The patient had minimal change nephrotic syndrome when he underwent nephrectomy for renal cell carcinoma 4 years ago. Minimal change nephrotic syndrome is common among nephrotic syndromes found in patients with malignant lymphoma, whereas there is no evidence to suggest that renal cell carcinoma is associated with minimal change nephrotic syndrome. In this case, intra-membranous deposits may have appeared along with renal cell carcinoma; however, such findings were not observed in the resected specimen of the left kidney.
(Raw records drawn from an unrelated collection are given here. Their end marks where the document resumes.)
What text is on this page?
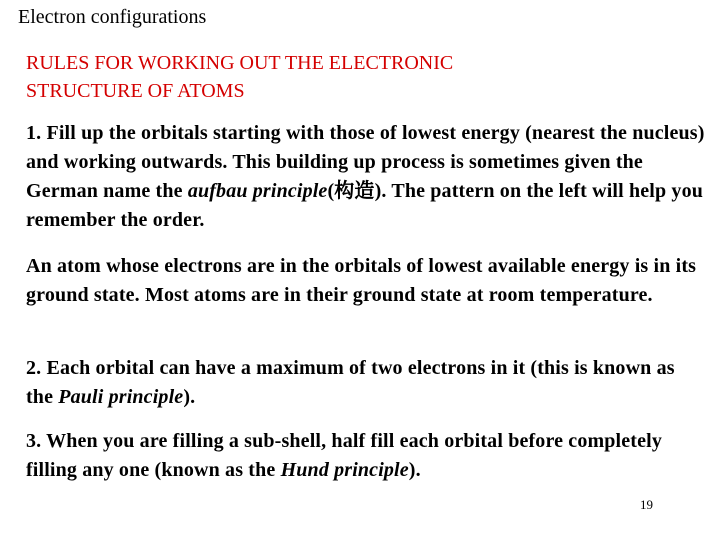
Electron configurations
RULES FOR WORKING OUT THE ELECTRONIC
STRUCTURE OF ATOMS
1. Fill up the orbitals starting with those of lowest energy (nearest the nucleus) and working outwards. This building up process is sometimes given the German name the aufbau principle(构造). The pattern on the left will help you remember the order.
An atom whose electrons are in the orbitals of lowest available energy is in its ground state. Most atoms are in their ground state at room temperature.
2. Each orbital can have a maximum of two electrons in it (this is known as the Pauli principle).
3. When you are filling a sub-shell, half fill each orbital before completely filling any one (known as the Hund principle).
19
An animal study demonstrated that PD-1 knockout mice developed lupus-like glomerulonephritis with predominant IgG3 deposition [13]. This finding suggests that PD-1 signaling pathway is involved in immune-mediated renal inflammation. Although we found 41 cases of nephropathy in which IgM deposition was found in previous reports [14], these reports described mesangial deposition of IgM, which is different from our case. In addition, none of the studies performed experiments using animal models or described the possible mechanisms of IgM deposition. Although it may be difficult to prove the causal relationship between ICIs use and IgM deposits on glomerular capillary wall, we considered that nivolumab played an important role in the pathogenesis of immune-mediated glomerulonephropathy.

Steroid therapy is becoming a standard treatment in patients with acute tubulointerstitial nephritis as renal irAEs [15]. In the aforementioned case series of Cotazar et al. [7], complete or partial remission of renal damage was observed in 9 out of 10 patients with acute tubulointerstitial nephritis who received short-term steroid therapy; in contrast 2 patients who were not administered corticosteroids showed deterioration in renal function. Although the implicated ICIs were discontinued in previously reported patients, our patient was continued on biweekly treatment with nivolumab. As other anti-tumor agents were not effective so far, we emphasized the survival benefit by continuing the nivolumab therapy. At the time of writing, we could arrest the progression of cancer, and his renal function and proteinuria were maintained at baseline levels. Our case provides the possibility that the combination of corticosteroid therapy allows us to continue with the ICIs even when renal irAEs occurred.

In summary, we reported a newly diagnosed case of acute tubulointerstitial nephritis and immune-mediated glomerulonephropathy following immunotherapy with nivolumab. Because ICIs will be used more widely, careful monitoring of the renal function and proteinuria, as well as timely consideration of biopsy of the kidney is important.